The shed is cramped but not cluttered. He returns the mower to its spot along the wall then moves deeper into the dark room. The sunlight streaming in through the open door guides him to the far right corner where three heavy-duty plastic storage bins are stacked against the back wall next to the wall-mounted fishing rod holder. He removes the top two bins from the stack and places them aside. Then he crouches and lifts the lid from the bottom bin. The bin is filled with old buckets and shovels from a sandbox they’d gotten rid of years ago, bubble wands, and deflated beach balls and pool toys. It’s a relic, really, a time capsule from when the kids were little. It’s also the last bin anyone in the family would think to open. He swims his hand through the assorted junk until it connects with something hard and square.
He pulls out a small blue tackle box, pops it open, and slides out the top tray to access the bottom tray and the white, fake leather book with ‘My Diary’ embossed across the front. He runs his hands over the cover, then returns it to its hiding spot.
Memorial Day, 1994
Rich waitsaround the corner until he knows the Ryans have left. They’re headed to Dead Man’s Hollow to meet the search and rescue team. Once Mr. Ryan’s car turns off their street, he slips into their backyard, careful to close the gate behind him, and creeps along the side of the house. He’s hidden from the street by Mrs. Ryan’s big rose bushes. He hews close to the thorny wall of blooming roses, trading scratches for concealment. To get caught now, doing this, would be beyond stupid.
He’s spent two sleepless nights staring up at the slowly rotating ceiling fan above his bed wondering if Heather mentioned him in her diary. He knows enough from his brother to understand that if she wrote that they were sleeping together, he’ll be the prime suspect in her disappearance. And even if it doesn’t make him a suspect, if she did write about him, nothing good will come out of the police getting their hands on it. His relationship with Julia is on its last legs, but there’s no reason for her to know he was cheating on her. And he definitely doesn’t want Amy to know he was banging her little sister. It’s better for lots of reasons if Heather’s diary never sees the light of day.
He runs from the back corner to the patio, grabs the spare key hidden beneath the stone frog that sits next to the kitchen door, and lets himself into the dim, quiet house. He skulks through the kitchen and dining room and climbs the stairs to the second floor stealthily even though no one would hear him if he stomped.
Upstairs, he eases the door to Heather’s bedroom open with a soft creak. He’s never entered the room from the interior of the house, but he’s been inside it plenty of times.
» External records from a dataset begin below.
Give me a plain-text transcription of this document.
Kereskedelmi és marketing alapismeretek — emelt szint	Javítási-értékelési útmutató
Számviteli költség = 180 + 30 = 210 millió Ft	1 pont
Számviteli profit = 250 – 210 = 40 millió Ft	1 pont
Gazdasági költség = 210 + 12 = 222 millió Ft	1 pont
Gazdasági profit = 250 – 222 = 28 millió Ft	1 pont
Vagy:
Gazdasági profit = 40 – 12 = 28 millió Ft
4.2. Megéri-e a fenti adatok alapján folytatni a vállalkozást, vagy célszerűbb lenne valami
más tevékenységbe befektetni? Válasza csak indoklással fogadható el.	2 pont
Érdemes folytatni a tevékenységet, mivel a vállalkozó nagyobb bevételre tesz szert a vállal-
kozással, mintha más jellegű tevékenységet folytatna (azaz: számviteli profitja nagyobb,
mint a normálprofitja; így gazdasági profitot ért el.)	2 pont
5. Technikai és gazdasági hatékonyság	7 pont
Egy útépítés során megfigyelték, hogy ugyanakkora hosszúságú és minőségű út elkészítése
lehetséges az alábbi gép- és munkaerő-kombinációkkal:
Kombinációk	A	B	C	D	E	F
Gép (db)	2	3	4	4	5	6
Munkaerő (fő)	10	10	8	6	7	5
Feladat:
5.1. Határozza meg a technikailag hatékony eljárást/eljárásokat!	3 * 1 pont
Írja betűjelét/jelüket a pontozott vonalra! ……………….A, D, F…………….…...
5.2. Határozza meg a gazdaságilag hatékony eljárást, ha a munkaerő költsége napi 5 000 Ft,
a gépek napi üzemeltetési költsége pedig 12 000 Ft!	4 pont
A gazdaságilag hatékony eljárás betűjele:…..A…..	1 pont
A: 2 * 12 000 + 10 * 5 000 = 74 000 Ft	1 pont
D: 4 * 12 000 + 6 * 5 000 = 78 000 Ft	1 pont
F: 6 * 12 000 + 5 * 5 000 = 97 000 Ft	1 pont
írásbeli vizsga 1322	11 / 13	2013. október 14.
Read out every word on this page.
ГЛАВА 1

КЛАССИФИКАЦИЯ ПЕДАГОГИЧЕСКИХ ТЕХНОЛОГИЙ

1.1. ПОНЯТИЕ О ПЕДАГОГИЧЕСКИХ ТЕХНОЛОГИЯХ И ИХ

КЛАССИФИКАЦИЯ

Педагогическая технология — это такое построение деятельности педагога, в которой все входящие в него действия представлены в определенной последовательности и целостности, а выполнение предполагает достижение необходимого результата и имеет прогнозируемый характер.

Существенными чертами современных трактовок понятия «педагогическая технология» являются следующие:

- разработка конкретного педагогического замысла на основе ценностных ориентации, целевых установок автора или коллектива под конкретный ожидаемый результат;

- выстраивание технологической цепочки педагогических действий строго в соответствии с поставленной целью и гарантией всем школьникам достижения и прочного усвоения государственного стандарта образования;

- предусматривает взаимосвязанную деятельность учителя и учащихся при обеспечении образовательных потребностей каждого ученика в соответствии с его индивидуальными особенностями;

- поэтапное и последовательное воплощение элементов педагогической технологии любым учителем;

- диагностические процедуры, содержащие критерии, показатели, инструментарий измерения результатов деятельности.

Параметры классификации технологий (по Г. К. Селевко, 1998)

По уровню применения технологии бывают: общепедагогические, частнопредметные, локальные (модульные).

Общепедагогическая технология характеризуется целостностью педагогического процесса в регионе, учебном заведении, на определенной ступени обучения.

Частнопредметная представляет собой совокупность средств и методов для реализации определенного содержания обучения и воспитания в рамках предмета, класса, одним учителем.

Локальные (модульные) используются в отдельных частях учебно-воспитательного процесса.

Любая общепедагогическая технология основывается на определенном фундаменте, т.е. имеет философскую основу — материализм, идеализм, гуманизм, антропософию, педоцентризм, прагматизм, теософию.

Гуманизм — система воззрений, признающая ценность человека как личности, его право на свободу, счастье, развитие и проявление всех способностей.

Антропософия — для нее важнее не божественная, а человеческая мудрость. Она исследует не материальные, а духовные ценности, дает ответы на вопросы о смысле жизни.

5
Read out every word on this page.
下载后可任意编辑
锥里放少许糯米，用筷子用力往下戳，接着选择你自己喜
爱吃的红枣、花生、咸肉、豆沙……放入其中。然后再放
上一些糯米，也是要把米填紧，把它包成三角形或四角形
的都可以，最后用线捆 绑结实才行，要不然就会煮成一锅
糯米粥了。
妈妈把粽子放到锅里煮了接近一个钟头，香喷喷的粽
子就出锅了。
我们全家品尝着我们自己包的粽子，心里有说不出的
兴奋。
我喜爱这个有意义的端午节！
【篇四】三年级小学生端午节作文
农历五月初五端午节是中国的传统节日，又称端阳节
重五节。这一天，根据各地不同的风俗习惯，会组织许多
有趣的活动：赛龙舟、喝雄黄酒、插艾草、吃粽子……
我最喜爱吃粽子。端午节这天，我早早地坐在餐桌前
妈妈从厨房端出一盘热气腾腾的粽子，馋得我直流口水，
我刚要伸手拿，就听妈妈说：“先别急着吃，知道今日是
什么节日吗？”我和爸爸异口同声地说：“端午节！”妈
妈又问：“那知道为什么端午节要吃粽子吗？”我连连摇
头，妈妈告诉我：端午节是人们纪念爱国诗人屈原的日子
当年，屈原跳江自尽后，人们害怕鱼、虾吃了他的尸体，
The big elm in front of the house has a long, sturdy branch that extends up to Heather’s window, and he’s scrambled up that tree in response to a late-night page more than once.
“Not the time for a walk down memory lane,” he reminds himself. “Get in, get out.”
He crosses the room past her unmade bed and the pile of laundry on the floor. He slips his hand between the white dressing table and the wall and feels around until his fingers make contact with the diary. He grabs it and shoves it under his shirt into the waistband of his shorts. The fake leather is cold against his bare skin. Then he races down the stairs and lets himself out the way he came in.
Back home in his own bedroom, he buries the diary at the bottom of his footlocker before hurrying to the hollow to join the search for Heather before anyone realizes he’s not there.